El sufrimiento forma parte de la vida. Así nos lo enseñaron nuestros padres, y a ellos los suyos, y a nuestros abuelos sus mayores. A nadie nos gusta sufrir porque causa en nosotros dolor, desesperanza, miedo. Sin embargo, quien ama sufre, como sufre quien vive.
El bienestar y la prosperidad alcanzados en Occidente han contribuido indudablemente a que vivamos mejor, y ello es bueno. Pero, al mismo tiempo, nos ha hecho olvidarnos del sufrimiento como parte de la vida, provocando con ello un doble efecto reflejo: de un lado, nos ha llevado, siquiera de forma inconsciente, a creernos dioses, invencibles, inmortales; de otro, conectado con lo anterior, ha provocado en nosotros un claro rechazo al sufrimiento y una evidente indiferencia ante el sufrimiento de los demás. Dicho sencillamente, quizás porque hemos perdido en cierto sentido nuestra capacidad de amar, no nos importa nada salvo nosotros mismos; no buscamos nada que no sea satisfacer nuestros propios deseos. Precisamente por ello, cuando llega el sufrimiento, somos incapaces de afrontarlo, de asumirlo, de luchar contra la situación que lo provoca y buscar en ella un sentido para nuestra vida, y optamos por ignorarlo o, sencillamente, querer dejar de vivir.

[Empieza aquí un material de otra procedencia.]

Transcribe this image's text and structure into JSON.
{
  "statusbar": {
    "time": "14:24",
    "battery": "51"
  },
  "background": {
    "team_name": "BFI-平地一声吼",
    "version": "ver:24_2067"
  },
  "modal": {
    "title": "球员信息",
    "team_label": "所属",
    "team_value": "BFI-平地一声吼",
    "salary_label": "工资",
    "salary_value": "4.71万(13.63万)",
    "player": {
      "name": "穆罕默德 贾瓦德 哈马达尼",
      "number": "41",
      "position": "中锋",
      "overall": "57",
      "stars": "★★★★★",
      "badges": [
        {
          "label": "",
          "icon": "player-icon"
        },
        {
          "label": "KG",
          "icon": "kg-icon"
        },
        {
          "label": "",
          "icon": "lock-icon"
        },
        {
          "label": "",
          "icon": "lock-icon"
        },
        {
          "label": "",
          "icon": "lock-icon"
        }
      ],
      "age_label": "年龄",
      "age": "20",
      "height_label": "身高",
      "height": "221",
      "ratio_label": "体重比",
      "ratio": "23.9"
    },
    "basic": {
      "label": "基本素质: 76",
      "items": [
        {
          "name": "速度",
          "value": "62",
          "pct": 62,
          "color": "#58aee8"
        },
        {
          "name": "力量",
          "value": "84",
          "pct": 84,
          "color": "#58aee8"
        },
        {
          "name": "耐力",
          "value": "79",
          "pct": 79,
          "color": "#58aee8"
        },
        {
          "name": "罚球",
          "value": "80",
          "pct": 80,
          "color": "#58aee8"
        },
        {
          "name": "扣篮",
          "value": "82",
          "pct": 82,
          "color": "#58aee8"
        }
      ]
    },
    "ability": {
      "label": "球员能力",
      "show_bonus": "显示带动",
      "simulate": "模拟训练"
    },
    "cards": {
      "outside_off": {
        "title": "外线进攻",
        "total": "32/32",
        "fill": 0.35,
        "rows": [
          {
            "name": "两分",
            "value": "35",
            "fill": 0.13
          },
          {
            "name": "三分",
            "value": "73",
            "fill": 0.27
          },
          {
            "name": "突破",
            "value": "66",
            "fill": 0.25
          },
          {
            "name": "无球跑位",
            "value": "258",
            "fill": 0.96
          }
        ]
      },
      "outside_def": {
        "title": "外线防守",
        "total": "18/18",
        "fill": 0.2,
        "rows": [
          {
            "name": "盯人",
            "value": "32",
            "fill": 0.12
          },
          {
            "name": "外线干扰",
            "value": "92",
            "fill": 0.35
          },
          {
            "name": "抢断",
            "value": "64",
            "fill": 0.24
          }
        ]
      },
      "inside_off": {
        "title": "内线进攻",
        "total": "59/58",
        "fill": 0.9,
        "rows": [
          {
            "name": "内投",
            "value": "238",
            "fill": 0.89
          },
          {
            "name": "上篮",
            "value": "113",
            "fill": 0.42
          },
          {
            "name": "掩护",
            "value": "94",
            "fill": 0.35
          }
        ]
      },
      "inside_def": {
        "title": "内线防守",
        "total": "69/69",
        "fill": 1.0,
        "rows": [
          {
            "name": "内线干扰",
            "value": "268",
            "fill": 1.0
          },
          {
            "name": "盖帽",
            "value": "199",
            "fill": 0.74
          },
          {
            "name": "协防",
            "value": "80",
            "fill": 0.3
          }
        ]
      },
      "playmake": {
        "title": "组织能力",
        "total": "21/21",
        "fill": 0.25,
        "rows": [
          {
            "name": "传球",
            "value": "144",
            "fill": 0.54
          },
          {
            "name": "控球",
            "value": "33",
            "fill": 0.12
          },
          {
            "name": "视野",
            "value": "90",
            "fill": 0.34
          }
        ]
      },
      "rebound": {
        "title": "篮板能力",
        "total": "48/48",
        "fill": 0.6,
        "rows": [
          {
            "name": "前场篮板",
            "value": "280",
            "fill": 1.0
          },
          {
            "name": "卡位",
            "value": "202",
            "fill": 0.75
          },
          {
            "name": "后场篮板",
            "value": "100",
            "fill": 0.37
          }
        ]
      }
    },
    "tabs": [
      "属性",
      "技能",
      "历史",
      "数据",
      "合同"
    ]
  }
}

Obviamente, estas afirmaciones implican generalizar y, por ello, pecan de reduccionistas –porque no todo el mundo piensa y vive así–, pero permiten explicar un signo de nuestro tiempo que nos está conduciendo paulatinamente una degeneración social sin precedentes.
La eutanasia o el aborto, por señalar dos ejemplos paradigmáticos, son expresiones de esta realidad. Incluso también la forma en la que estamos gestionando la pandemia; no en vano, estamos dejando a nuestros mayores y a nuestros pequeños a su propia suerte. Hemos oído en boca de dirigentes políticos cómo el alto porcentaje de fallecidos en las residencias tenía su explicación en que en ellas se encuentran personas no válidas; estamos viendo cómo hemos sido incapaces de preparar nuestro sistema educativo para que los niños puedan seguir creciendo como personas. Y permanecemos indiferentes; su sufrimiento parece importarnos poco como sociedad.
Otra manifestación de esta realidad es el hecho de que desviamos con facilidad nuestra atención de la terrible situación que estamos viviendo, restando importancia a la profunda crisis económica y social generada, como si no fuera a afectarnos, y creando un mundo paralelo, irreal, inventado, en el que “todo va a salir bien”. A nivel personal, seguimos viviendo y actuando como si nada hubiera pasado; a nivel político, las prioridades están muy alejadas de luchar unidos para superar la pandemia. El sufrimiento de miles de personas que padecen las consecuencias que ha traído consigo esta situación de forma inesperada es irrelevante.
El sufrimiento –el que padecen personas a las que conocemos e, incluso, el que afecta a quienes son anónimos para nosotros– ha de conmover nuestros corazones, remover nuestras conciencias y conducirnos a actuar pensando en el bien común. No sólo están en juego la vida y la dignidad de muchas personas; también la pervivencia de nuestra propia civilización.